Canada : la diversité du gouvernement Trudeau saluée

Rédigé par | Jeudi 5 Novembre 2015



Navdeep Bains (à gauche) et Harjit Sajjan, nommés ministres du gouvernement Trudeau. Ils ne sont pas les premiers sikhs à accéder à de si hautes fonctions mais sont plus nombreux. Au centre, Jody Wilson-Raybould est devenue ministre de la Justice, la première autochtone à accéder à une telle fonction dans l'histoire du Canada.
Navdeep Bains (à gauche) et Harjit Sajjan, nommés ministres du gouvernement Trudeau. Ils ne sont pas les premiers sikhs à accéder à de si hautes fonctions mais sont plus nombreux. Au centre, Jody Wilson-Raybould est devenue ministre de la Justice, la première autochtone à accéder à une telle fonction dans l'histoire du Canada.
Justin Trudeau est officiellement Premier ministre du Canada. Deux semaines après sa victoire aux législatives, l’homme fort du pays est devenu le 23e chef du gouvernement de l'histoire canadienne à assumer cette fonction, 31 ans après le départ de son père du poste, lors d’une cérémonie d’assermentation qui s’est déroulée mercredi 4 novembre à Ottawa.

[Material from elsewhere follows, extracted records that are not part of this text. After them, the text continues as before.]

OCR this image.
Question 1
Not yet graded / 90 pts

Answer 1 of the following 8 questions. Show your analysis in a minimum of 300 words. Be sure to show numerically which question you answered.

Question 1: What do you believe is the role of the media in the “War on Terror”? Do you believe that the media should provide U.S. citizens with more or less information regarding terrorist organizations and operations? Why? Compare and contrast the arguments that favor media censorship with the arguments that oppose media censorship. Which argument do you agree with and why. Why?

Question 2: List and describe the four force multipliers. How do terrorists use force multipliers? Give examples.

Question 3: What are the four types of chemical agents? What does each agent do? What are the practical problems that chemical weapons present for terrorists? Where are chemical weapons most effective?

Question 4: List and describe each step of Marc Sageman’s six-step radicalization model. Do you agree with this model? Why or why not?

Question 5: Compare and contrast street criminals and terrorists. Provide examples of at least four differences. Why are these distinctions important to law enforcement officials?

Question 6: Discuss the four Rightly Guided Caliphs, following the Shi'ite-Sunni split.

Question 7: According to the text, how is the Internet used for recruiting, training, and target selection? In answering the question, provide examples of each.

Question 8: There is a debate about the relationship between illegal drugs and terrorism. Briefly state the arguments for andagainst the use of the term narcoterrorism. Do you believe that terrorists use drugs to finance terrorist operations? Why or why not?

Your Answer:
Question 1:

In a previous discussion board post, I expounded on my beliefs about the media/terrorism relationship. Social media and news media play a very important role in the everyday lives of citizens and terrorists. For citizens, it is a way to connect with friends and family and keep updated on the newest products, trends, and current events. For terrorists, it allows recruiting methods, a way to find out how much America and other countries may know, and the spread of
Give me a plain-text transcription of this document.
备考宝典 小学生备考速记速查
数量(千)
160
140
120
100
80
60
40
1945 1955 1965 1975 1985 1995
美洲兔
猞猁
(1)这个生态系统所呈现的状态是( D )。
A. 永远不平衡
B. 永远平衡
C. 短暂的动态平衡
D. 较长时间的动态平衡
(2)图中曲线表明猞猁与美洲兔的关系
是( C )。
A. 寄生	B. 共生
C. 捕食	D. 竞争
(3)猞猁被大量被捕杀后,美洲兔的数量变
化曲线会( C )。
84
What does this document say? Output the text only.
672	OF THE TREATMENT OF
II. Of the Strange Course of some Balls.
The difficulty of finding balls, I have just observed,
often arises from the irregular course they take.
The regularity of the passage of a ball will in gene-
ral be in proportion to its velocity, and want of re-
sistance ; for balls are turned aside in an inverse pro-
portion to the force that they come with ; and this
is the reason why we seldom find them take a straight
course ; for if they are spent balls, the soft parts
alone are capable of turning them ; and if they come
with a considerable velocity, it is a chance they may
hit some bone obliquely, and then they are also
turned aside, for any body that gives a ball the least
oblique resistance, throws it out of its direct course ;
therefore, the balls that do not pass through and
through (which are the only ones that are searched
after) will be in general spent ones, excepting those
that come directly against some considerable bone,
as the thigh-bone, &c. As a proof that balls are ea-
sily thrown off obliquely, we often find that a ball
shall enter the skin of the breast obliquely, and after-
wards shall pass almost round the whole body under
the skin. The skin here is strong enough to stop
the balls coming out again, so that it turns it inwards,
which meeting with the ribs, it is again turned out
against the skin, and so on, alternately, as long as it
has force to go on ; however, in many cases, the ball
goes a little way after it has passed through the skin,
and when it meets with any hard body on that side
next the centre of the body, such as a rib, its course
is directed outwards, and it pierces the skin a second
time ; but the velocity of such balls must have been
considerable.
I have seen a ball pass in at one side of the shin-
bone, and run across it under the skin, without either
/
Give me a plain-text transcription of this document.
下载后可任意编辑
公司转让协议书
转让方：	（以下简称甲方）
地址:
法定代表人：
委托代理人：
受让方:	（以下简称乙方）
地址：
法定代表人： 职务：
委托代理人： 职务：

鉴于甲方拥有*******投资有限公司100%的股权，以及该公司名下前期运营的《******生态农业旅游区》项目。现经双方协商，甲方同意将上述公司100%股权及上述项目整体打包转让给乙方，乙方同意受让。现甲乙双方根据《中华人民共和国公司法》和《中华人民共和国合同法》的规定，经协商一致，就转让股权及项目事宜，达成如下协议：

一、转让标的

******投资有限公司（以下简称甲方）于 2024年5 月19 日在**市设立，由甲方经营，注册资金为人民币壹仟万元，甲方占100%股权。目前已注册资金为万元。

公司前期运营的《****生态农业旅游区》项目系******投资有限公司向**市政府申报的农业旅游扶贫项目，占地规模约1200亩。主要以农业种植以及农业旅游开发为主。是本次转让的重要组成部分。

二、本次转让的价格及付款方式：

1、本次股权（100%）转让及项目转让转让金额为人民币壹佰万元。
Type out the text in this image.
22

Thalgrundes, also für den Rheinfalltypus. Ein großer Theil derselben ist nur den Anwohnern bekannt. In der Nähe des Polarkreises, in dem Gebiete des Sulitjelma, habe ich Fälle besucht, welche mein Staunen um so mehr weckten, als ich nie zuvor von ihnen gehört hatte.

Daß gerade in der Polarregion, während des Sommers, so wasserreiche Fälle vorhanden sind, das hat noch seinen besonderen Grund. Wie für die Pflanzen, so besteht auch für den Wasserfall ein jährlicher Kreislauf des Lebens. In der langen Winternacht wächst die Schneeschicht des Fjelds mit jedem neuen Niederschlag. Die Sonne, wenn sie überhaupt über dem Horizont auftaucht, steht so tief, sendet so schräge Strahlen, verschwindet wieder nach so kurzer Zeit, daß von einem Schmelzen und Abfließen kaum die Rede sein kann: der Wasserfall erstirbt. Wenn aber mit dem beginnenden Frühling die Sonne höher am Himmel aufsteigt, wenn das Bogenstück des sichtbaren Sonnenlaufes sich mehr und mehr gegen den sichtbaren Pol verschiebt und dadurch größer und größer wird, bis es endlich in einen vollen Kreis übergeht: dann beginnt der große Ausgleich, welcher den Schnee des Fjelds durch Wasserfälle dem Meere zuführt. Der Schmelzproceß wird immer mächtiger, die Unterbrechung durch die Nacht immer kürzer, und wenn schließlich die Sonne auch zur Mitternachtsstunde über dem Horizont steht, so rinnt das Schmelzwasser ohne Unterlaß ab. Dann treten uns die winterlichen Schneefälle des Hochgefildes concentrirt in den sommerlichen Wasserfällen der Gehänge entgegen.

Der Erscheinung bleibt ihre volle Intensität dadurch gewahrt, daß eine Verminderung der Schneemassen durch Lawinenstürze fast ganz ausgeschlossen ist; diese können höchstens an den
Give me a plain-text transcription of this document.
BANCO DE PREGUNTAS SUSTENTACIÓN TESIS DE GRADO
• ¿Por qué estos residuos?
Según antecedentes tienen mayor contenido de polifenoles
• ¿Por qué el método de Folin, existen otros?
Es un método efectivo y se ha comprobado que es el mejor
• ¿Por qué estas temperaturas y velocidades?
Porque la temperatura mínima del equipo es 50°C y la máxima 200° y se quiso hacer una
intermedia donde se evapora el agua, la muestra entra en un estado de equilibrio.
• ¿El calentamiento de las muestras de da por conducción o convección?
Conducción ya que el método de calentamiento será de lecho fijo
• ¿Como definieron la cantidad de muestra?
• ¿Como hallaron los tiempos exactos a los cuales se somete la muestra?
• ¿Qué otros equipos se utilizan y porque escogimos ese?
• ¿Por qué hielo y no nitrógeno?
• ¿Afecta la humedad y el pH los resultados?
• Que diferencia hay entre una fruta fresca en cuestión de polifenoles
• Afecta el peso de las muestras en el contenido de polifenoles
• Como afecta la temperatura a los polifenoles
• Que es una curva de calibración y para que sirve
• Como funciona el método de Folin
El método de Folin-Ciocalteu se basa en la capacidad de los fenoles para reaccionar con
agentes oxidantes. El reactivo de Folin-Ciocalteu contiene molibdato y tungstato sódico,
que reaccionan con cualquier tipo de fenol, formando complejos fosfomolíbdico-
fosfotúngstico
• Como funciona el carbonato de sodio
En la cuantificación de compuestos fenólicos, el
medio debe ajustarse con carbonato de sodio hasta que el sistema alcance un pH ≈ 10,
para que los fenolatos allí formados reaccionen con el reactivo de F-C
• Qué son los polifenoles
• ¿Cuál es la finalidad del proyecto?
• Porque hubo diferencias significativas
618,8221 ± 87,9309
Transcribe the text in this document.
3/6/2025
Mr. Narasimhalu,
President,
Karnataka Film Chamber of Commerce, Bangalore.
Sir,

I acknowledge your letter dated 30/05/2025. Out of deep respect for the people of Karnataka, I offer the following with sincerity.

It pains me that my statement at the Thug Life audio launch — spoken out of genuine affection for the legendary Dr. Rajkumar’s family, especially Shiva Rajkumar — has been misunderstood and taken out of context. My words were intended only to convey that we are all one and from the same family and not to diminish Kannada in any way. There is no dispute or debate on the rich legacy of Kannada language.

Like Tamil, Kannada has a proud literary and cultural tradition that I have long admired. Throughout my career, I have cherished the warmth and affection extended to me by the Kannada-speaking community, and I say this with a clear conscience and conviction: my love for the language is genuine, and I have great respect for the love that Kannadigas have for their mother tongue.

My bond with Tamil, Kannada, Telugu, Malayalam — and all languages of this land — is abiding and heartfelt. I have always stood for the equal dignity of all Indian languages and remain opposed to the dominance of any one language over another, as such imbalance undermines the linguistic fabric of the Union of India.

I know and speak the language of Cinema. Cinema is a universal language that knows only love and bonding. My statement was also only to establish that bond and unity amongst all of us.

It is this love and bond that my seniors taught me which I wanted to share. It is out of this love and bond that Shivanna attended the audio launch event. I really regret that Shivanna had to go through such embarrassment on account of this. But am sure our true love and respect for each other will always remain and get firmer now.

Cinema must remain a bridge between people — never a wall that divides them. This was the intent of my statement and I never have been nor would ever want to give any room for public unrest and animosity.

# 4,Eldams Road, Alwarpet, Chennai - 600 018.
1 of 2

A cette occasion, les Canadiens ont découvert les visages des 30 ministres qui constituent le gouvernement, 15 hommes et 15 femmes choisis parmi les 183 députés élus sous la bannière du Parti libéral du Canada (PLC). La parité est ainsi respectée dans un Conseil des ministres diversifié.

Dans le lot, figurent trois Canadiens d’origine indienne, tous trois sikhs. L’un d’eux est particulièrement remarqué pour avoir été nommé à un ministère régalien, celui de la Défense nationale. Harjit Sajjan, ancien militaire déployé en Bosnie-Herzégovine et en Afghanistan puis policier durant 11 ans au sein d’une unité spécialisée dans le crime organisé à Vancouver.

A ses côtés, on trouve Navdeep Bains, ministre de l'Innovation, des Sciences et du Développement économique, qui a joué un rôle clé dans l’élection de Justin Trudeau à la tête du PLC. Tous deux ont la particularité de porter le turban, les hommes ne se coupant ni les cheveux ni la barbe dans la tradition sikh. Amarjeet Sohi, nommé ministre de l'Infrastructure et des Collectivités, ne porte en revanche pas le turban.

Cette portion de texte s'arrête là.